Postponement is one of the least respected words in the English language and rarely do you see the world use it in a positive way. Yet often, postponement is exactly what, in hindsight, is most appropriate.
Of course, there are plenty of situations where you might think postponement is the best action to take. Yet rarely do you put things off, simply because society hates and disrespects postponement. Why is that?
According to Mr. Dictionary, postponement means to put something off to a later time or to defer. It also means to place something after, in order of importance or estimation; to subordinate.
So, “to place in order of importance” also can be seen as being synonymous with being organized or being on top of things. And to “subordinate” can often times mean “to sacrifice” or to put others first. So, in that context, rather than being a villain, postponement might be considered a heroic act.
James Rohn, the American entrepreneur, author and motivational speaker once said: “Happiness is not something you postpone for the future; it is something you design for the present.” In that context, the word "postpone" is being used in a negative context.
Meanwhile, Tertullian, a prolific early Christian author from Carthage, in the Roman province of Africa once said: “Indeed, it is better to postpone, lest either we complete too little by hurrying, or wander too long in completing it.”

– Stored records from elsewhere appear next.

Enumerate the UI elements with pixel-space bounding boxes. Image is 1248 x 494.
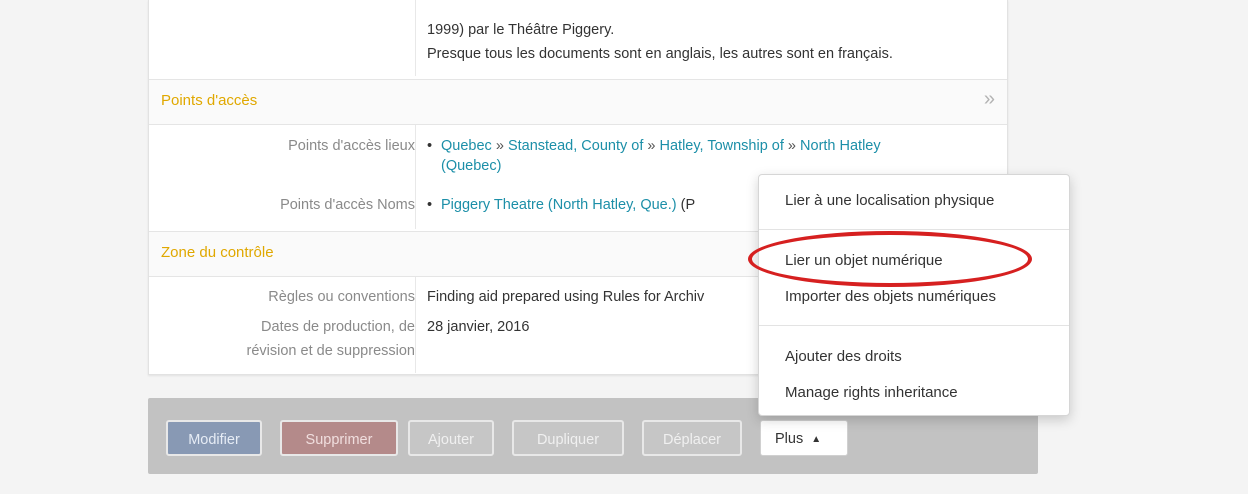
column-divider xyxy=(415,0,416,76)
field-value-places: • Quebec » Stanstead, County of » Hatley,… xyxy=(427,136,997,176)
delete-button[interactable]: Supprimer xyxy=(280,420,398,456)
move-button[interactable]: Déplacer xyxy=(642,420,742,456)
bullet-icon: • xyxy=(427,138,433,154)
place-link-north-hatley[interactable]: North Hatley xyxy=(800,138,881,154)
breadcrumb-separator: » xyxy=(787,138,796,154)
more-button-label: Plus xyxy=(775,431,804,447)
menu-item-add-rights[interactable]: Ajouter des droits xyxy=(785,347,902,367)
language-note-line-1: 1999) par le Théâtre Piggery. xyxy=(427,22,615,38)
menu-item-link-physical-location[interactable]: Lier à une localisation physique xyxy=(785,191,994,211)
field-label-places: Points d'accès lieux xyxy=(288,138,415,154)
double-chevron-icon[interactable]: » xyxy=(984,88,995,111)
caret-up-icon: ▲ xyxy=(811,434,822,445)
column-divider xyxy=(415,277,416,373)
place-link-quebec[interactable]: Quebec xyxy=(441,138,492,154)
place-link-stanstead[interactable]: Stanstead, County of xyxy=(508,138,643,154)
menu-divider xyxy=(759,325,1069,326)
section-access-points[interactable]: Points d'accès » xyxy=(149,79,1007,125)
section-title: Points d'accès xyxy=(161,92,258,109)
name-link-piggery[interactable]: Piggery Theatre (North Hatley, Que.) xyxy=(441,197,677,213)
more-dropdown-menu: Lier à une localisation physique Lier un… xyxy=(758,174,1070,416)
field-label-rules: Règles ou conventions xyxy=(268,289,415,305)
field-value-rules: Finding aid prepared using Rules for Arc… xyxy=(427,289,705,305)
field-label-dates-1: Dates de production, de xyxy=(261,319,415,335)
breadcrumb-separator: » xyxy=(495,138,504,154)
add-button[interactable]: Ajouter xyxy=(408,420,494,456)
menu-item-import-digital-objects[interactable]: Importer des objets numériques xyxy=(785,287,996,307)
section-title: Zone du contrôle xyxy=(161,244,274,261)
language-note-line-2: Presque tous les documents sont en angla… xyxy=(427,46,893,62)
field-label-names: Points d'accès Noms xyxy=(280,197,415,213)
edit-button[interactable]: Modifier xyxy=(166,420,262,456)
place-link-hatley[interactable]: Hatley, Township of xyxy=(660,138,784,154)
duplicate-button[interactable]: Dupliquer xyxy=(512,420,624,456)
field-label-dates-2: révision et de suppression xyxy=(246,343,415,359)
menu-divider xyxy=(759,229,1069,230)
breadcrumb-separator: » xyxy=(647,138,656,154)
menu-item-manage-rights-inheritance[interactable]: Manage rights inheritance xyxy=(785,383,958,403)
name-suffix: (P xyxy=(680,197,696,213)
column-divider xyxy=(415,125,416,229)
bullet-icon: • xyxy=(427,197,433,213)
menu-item-link-digital-object[interactable]: Lier un objet numérique xyxy=(785,251,943,271)
place-link-north-hatley-qc[interactable]: (Quebec) xyxy=(441,158,501,174)
field-value-dates: 28 janvier, 2016 xyxy=(427,319,530,335)
field-value-names: • Piggery Theatre (North Hatley, Que.) (P xyxy=(427,195,695,215)
more-button[interactable]: Plus ▲ xyxy=(760,420,848,456)
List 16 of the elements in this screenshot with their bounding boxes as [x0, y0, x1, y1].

Tertullian is speaking of postponement in a positive way, saying that we should use it to delay things so that we might be able to savor them or better use our situation.
In other words, we should not rush through something, lest we not enjoy it and, in that way, postponement can be an ally. But then he adds that we should not wander too long in completing it, either.
Somewhere, too, in all of that, is a hint at what the apostle Paul said in the Bible in Philippians 4:11: “Not that I speak from want, for I have learned to be content in whatever circumstances I am.”
That’s really the most difficult thing in life, isn’t it? To be content in whatever circumstance.
And yet, to be content in every circumstance, there is still one thing that you must do. You still must “go for it.”